Park life: intervista all’autore Pier Manzoni
Park life (su bol.it a € 11,61). La vita è come un parcheggio. Pier Manzoni come è nata in lei questa concezione trasposta in metafora?
Era una notte buia e tempestosa… No, scherzo. Era semplicemente una notte come tante altre, come molte di quel periodo. Una sera mi ritrovai con un nodo alla gola e come capita in questi momenti, almeno a me, ho ceduto alle mie debolezze, tra cui il valutare chi ero, perché ero e quando si parte (vuol dire quando si esce da qualcosa). Io ero appena rincasato, avevo appena lasciato la mia macchina al mio solito parcheggio, A88. E mi ritrovai a mischiare il mio senso di vita, con l’ultima cosa che avevo fatto: uscire da quel parcheggio. Da lì nasce tutto…ma prima o dopo la macchina la devi parcheggiare ecco perché il nostro antieroe si ritrova a correre a piedi durante la sua gara. Una curiosità sul titolo. Verso le sei del mattino dovevo salvare quell’insieme di “cose” scritte…volevo lasciarle li…qualsiasi cosa fosse successo dopo, ma avevo terminato ogni goccia di fantasia vitale. Quel freddo file lo avrei chiamato semplicemente 1 o 2… ma dalla radio (la musica per me è sempre stata fondamentale mi reputo musicopatico-psicoinstabile), i Blur e la loro Park Life. Avevo scritto tutta la notte partendo da un parcheggio e la fine era accompagnata da quella casualità. Lo chiamai Park Life. Quel titolo, passato al giudizio di molti è arrivato ad oggi e con lui chi ha scritto Park Life.

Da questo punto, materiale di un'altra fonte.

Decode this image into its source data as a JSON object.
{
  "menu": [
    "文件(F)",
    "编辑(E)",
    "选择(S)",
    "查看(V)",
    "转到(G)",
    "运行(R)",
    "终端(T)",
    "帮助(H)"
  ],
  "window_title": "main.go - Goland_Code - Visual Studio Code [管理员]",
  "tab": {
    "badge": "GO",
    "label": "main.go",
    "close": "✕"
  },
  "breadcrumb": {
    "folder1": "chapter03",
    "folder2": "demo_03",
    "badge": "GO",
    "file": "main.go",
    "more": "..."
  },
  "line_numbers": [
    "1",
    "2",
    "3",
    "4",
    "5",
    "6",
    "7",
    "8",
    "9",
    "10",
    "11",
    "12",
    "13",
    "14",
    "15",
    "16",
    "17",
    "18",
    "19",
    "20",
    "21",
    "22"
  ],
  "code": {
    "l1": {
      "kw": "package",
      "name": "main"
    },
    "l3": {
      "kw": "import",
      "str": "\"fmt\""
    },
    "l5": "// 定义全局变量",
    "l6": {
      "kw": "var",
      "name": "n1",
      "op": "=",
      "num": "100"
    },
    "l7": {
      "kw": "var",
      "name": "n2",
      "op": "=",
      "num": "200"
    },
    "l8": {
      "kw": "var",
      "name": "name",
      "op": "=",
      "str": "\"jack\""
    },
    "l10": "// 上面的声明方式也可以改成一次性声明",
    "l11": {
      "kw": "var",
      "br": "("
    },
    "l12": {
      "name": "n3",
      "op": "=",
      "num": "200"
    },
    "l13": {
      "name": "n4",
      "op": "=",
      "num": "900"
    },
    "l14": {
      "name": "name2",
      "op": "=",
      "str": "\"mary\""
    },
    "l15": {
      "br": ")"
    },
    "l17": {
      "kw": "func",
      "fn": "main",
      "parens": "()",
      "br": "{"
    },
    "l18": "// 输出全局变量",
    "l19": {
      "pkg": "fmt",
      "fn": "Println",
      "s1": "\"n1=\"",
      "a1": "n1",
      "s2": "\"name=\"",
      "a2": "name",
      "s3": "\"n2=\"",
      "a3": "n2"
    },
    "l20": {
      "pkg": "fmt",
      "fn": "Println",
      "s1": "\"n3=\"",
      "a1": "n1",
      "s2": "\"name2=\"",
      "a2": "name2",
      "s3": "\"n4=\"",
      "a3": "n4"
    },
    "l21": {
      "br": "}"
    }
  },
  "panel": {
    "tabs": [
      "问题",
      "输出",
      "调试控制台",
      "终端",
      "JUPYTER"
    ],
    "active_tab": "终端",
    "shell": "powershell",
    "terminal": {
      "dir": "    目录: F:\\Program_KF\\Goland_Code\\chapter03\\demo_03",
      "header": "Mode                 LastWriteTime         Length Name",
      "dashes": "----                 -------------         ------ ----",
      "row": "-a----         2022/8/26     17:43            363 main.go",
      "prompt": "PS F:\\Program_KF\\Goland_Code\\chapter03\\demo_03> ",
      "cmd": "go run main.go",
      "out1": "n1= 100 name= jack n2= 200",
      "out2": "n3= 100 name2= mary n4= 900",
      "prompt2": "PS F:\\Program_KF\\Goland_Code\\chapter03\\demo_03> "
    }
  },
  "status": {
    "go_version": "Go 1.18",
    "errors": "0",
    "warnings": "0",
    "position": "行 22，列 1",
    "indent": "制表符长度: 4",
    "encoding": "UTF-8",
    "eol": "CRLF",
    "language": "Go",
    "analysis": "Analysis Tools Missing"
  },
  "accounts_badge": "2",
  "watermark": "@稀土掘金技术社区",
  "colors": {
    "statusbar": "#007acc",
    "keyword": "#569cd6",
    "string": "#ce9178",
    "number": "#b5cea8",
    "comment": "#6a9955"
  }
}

Dimensione reale ed onirica si intrecciano. La sua più che una narrazione è un monologo interiore/ flusso di coscienza. Quali sono stati i casi letterari, se ce ne sono stati, che l’hanno ispirata?
Se dovessi scegliere un libro da portarmi su un’ isola deserta… Tropico del Cancro di Henry Miller…non ricordo più quante volte l’ho letto, eppure, ogni volta, capisco una sfumatura nuova, un senso che mi era sfuggito, un dialogo che in un’altra situazione, un altro me non aveva posto attenzione. Banana Yoshimoto è un’altra autrice che mi piace molto. Li reputo compatibili. Se devo andare sul classico, Baudelaire.

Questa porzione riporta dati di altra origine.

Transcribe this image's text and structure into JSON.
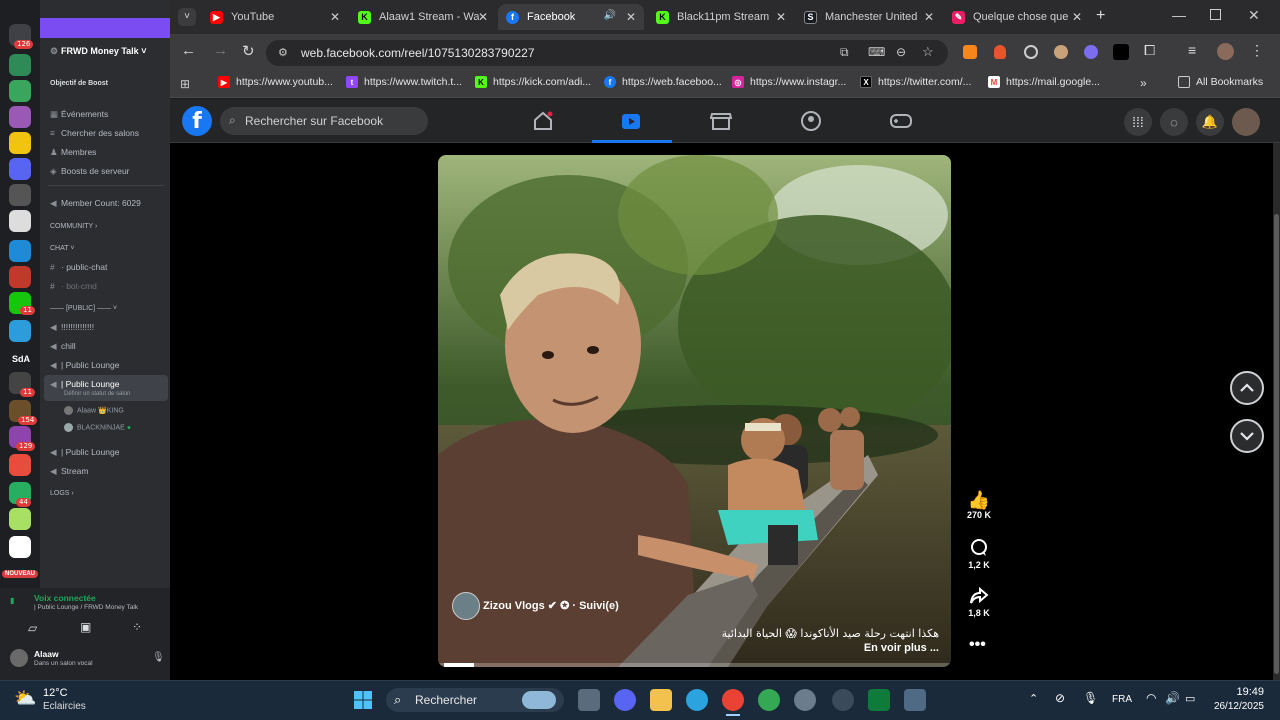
{
  "colors": {
    "discord_accent": "#7a4cf2",
    "facebook_blue": "#1877f2",
    "voice_green": "#23a55a",
    "mention_red": "#e03b3b"
  },
  "discord": {
    "server_name": "FRWD Money Talk",
    "boost_label": "Objectif de Boost",
    "menu": [
      {
        "label": "Événements",
        "icon": "calendar-icon"
      },
      {
        "label": "Chercher des salons",
        "icon": "channels-icon"
      },
      {
        "label": "Membres",
        "icon": "members-icon"
      },
      {
        "label": "Boosts de serveur",
        "icon": "boost-icon"
      }
    ],
    "member_count": "Member Count: 6029",
    "community": "COMMUNITY",
    "chat": "CHAT",
    "public_chat": "public-chat",
    "bot_cmd": "bot-cmd",
    "public_section": "—— [PUBLIC] ——",
    "voice_channels": [
      "!!!!!!!!!!!!!!",
      "chill",
      "| Public Lounge",
      "| Public Lounge"
    ],
    "status_hint": "Définir un statut de salon",
    "users": [
      "Alaaw 👑KING",
      "BLACKNINJAE"
    ],
    "lounge3": "| Public Lounge",
    "stream": "Stream",
    "logs": "LOGS",
    "voice_status": "Voix connectée",
    "voice_location": "| Public Lounge / FRWD Money Talk",
    "username": "Alaaw",
    "user_status": "Dans un salon vocal",
    "badges": [
      "126",
      "11",
      "11",
      "154",
      "129",
      "44"
    ],
    "sda": "SdA",
    "new_label": "NOUVEAU"
  },
  "browser": {
    "tabs": [
      {
        "label": "YouTube",
        "icon": "youtube-icon"
      },
      {
        "label": "Alaaw1 Stream - Wa",
        "icon": "kick-icon"
      },
      {
        "label": "Facebook",
        "icon": "facebook-icon"
      },
      {
        "label": "Black11pm Stream",
        "icon": "kick-icon"
      },
      {
        "label": "Manchester United",
        "icon": "steam-icon"
      },
      {
        "label": "Quelque chose que",
        "icon": "pen-icon"
      }
    ],
    "url": "web.facebook.com/reel/1075130283790227",
    "bookmarks": [
      "https://www.youtub...",
      "https://www.twitch.t...",
      "https://kick.com/adi...",
      "https://web.faceboo...",
      "https://www.instagr...",
      "https://twitter.com/...",
      "https://mail.google..."
    ],
    "all_bookmarks": "All Bookmarks"
  },
  "facebook": {
    "search_placeholder": "Rechercher sur Facebook",
    "reel": {
      "author": "Zizou Vlogs",
      "follow_state": "· Suivi(e)",
      "caption": "هكذا انتهت رحلة صيد الأناكوندا 😱 الحياة البدائية",
      "see_more": "En voir plus ..."
    },
    "likes": "270 K",
    "comments": "1,2 K",
    "shares": "1,8 K"
  },
  "taskbar": {
    "weather_temp": "12°C",
    "weather_desc": "Eclaircies",
    "search_label": "Rechercher",
    "lang": "FRA",
    "time": "19:49",
    "date": "26/12/2025"
  }
}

Il racconto è in prima persona. Chi parla è un Io-fittizio senza nome o ci sono dei risvolti autobiografici?
Non mi reputo uno scrittore, un romanziere o chissà chi, non penso che la mia vita possa interessare più di quella di chiunque altro, anzi. Ma le mie pagine imbrattate, da leggere tra una riga nera e l’altra, riempiendo cioè quegli spazi bianchi con il proprio io di chi legge… possono accumunare più persone apparentemente diverse tra loro. Si, sono causa di quello che sono, così come chi ha letto e ci si è ritrovato, ha tradotto quegli spazi bianchi con i codici delle proprie esperienze. L’io fittizio non esiste, fortunatamente, a meno che non si scriva di storie altrui. Ma direi che non sarà mai il mio caso.

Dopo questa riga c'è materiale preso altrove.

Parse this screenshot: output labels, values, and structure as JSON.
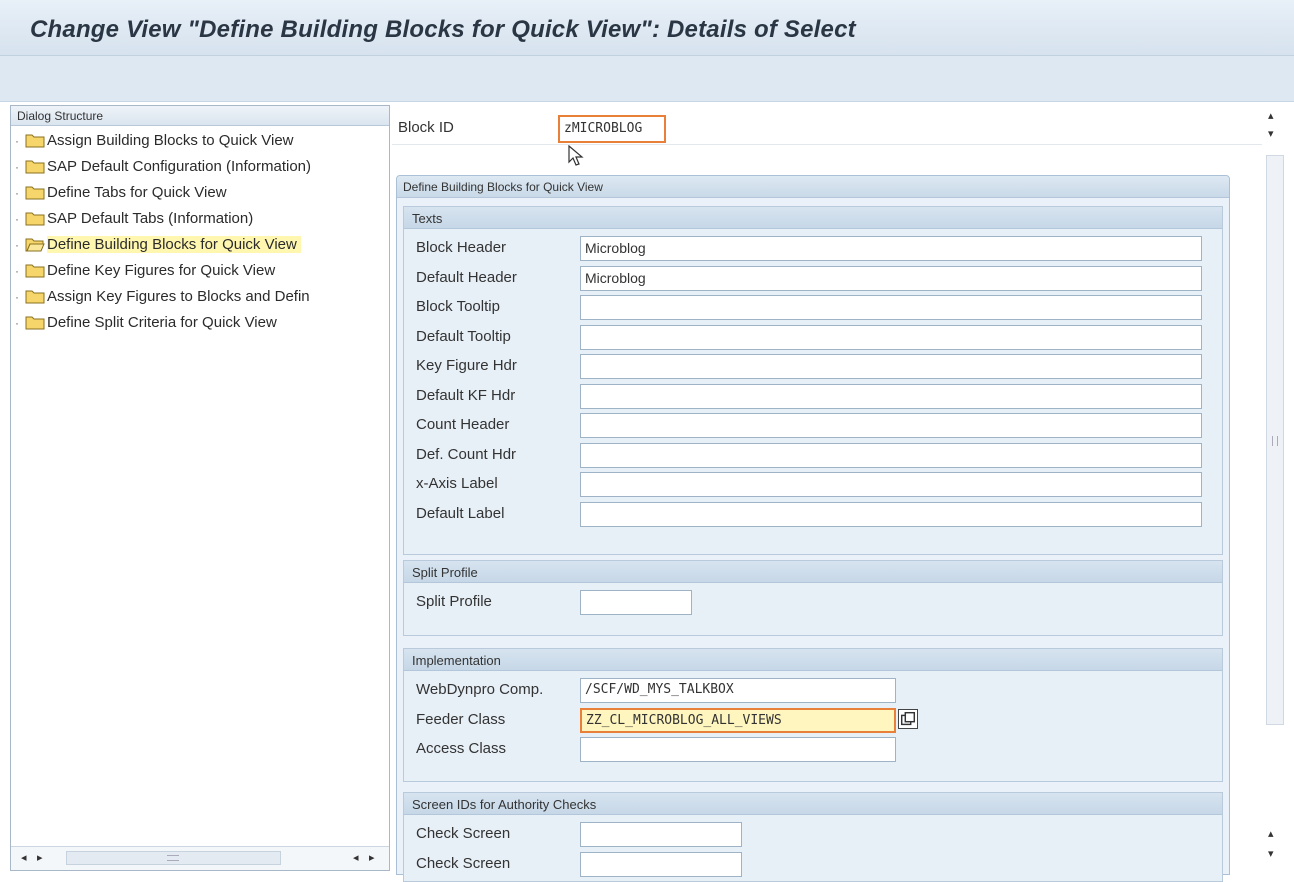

Quale motivazione l’ha spinta a scrivere questo libro e perché lo consiglierebbe ai lettori di recensionilibri.org?
Le motivazioni, come ho detto prima, sono prettamente casuali… non ho un punto d’arrivo… ho solo un punto di partenza, quando l’ho scritto era per uso e consumo di lettori predestinati. Ma poi le cose cambiano e quelle pagine imbrattate sono rimaste lì nel cassetto, sino a che, chi ne ha cambiato il finale, leggendole, a mia insaputa, ha deciso di cercarne un editore. Questo è arrivato ed eccomi qui. Quando leggo la classifica generale di vendita sui 65 mila titoli venduti da gennaio e vedo quel “delirio” tra i primi 10 mila, non ci credo. Da qui la voglia di credere davvero che quelle pagine accomunino più persone di quante ne potessi immaginare. Park Life sta diventando un progetto, dal “folle” che dipinge le mie copertine Michele Grigoletto, che con tocchi della sua anima rappresenta il senso delle parole, ad altri “folli” che nei vari eventi passati e futuri, creeranno forme stravaganti del proprio essere…Lo consiglio perché forse non per tutti, ma per qualcuno. È come ripercorrere tramite quegli spazi, quelle pause, la propria vita. Una cosa è certa, come recita l’ultima riga di Park Life…. Fine o Inizio? Come disse un vero autore… “Ai posteri, l’ardua sentenza”. Vi ringrazio.